Upstate, Crouse: Time-tested Care When it Comes to Stroke

By Matthew Liptak

LaTorre
LaTorre

When it comes to speed of treatment of an emerging stroke situation, Crouse Hospital might have an edge on time, but the stroke care programs at Crouse and Upstate Medical University have their strengths in the life-saving mission to care for those with the condition.

According to physician Julius Gene S. LaTorre, Upstate’s director of its comprehensive stroke program stroke, patients may receive treatment in as little as 11 minutes from the time they enter Upstate’s ER, though the average is 31 minutes. According to data sup-plied by Crouse’s director of nursing in neuroscience, the median time for a stroke patient to get in the door and then receive medical assessment is eight minutes. Officials from St. Joseph’s Hospital declined to offer comments for this story.

Both Crouse and Upstate hospitals usually prefer the patient to call an ambulance first so the hospital can be prepared when the patient arrives.

“As soon as the patient arrives in the emergency room everybody is ready to take care of the patient,” LaTorre said. “The first thing we do is bring a patient to CAT scan. We have made our protocol to bring the patient directly from the ambulance to the CAT scan to rule out any evidence of hemorrhage in the brain. If the patient continues to have symptoms of stroke and we don’t have any contraindication, then we give the patient a clot-busting medication called tPA.”

Crouse take the same strategy when admitting a stroke patient.
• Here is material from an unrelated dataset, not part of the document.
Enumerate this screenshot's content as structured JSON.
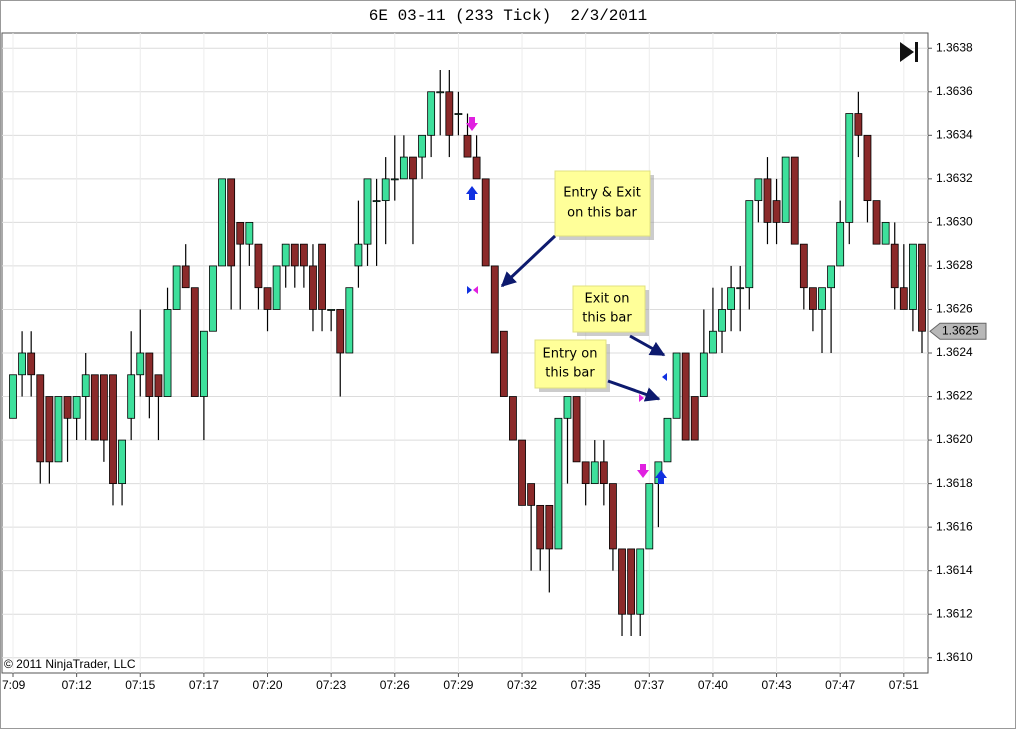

And, like Upstate, it will often go ahead and do a medical procedure called a mechanical thrombectomy. A doctor inserts a catheter into the groin and can navigate a stent through the body to remove a clot.

“Nowadays with the new equipment we have it can take 20 to 30 minutes,” said the director of Crouse’s Neuroscience Institute, physician Eric Deshaies. “It’s less than the hours it used to take with the older equipment. There are windows for everything. The clot-busting drug can only be given within the first three to four and a half hours, and then the other things we do, typically it’s a six to eight-hour window. You do have some patients who will just wake up with a stroke and they don’t know if happens just when they woke up or if it happened hours before so we have a specialized CAT scan where we look at the blood flow in the brain, and based on those results determine an age of the stroke.”

Both doctors see reasons to be hopeful about stroke treatment. As time goes on more advancements for better care are being made.

LaTorre said stroke interventions are some of the most effective medical interventions there are in medicine today. There are more positive outcomes per case than other conditions.

Deshaies
Deshaies

“Treatment for stroke is getting better,” he said. “The time window is expanding. I wouldn’t be surprised if in the next one or two years we will have additional new effective treatments we can use to battle stroke.”

Crouse and Upstate offer clinical trials for stroke patients. Deshaies is excited about some of the groundbreaking work being done in neuroscience.

“They’re doing research on where they actually interface robotics with little grids on the brain,” he said. “It’s able to take those signals and transmit them and get a functional outcome. There’s a lot of hope in the future. They’re also doing some stem cell transplantation to try to regenerate some of these pathways, but we’re very, very early.”

Both doctors were asked by In Good Health why a patient should choose their institution for care.

“The most obvious thing is that we’re the only comprehensive stroke center in this region,” LaTorre said. “We have everything that the patient would ever need. There’s a very strict criteria to be accredited as a comprehensive stroke center. We’ve been accredited since 2015.”

“At Crouse we’re the only place in the region that has two highly specialized hybrid rooms where we can do both minimally invasive and maximally open surgery to treat the strokes and to treat the aneurisms at the same time,” Deshaies said. “We also are the only place in the region that has an expert endovascular neurosurgeon. We’re able to treat stroke.”

Wherever you wind up for treatment, the doctor’s from Crouse and Upstate agree time is critical in treating the condition successfully. They say patients should be aware of the “FAST” acronym when thinking about yourself and stroke: F for facial drooping; A for arm and leg weakness; S for speech difficulties, and T for time to call 911.

If you exhibit these symptoms get to a stroke program at once. If your successfully treated you could be on your feet again and out of the hospital in as little as a few days.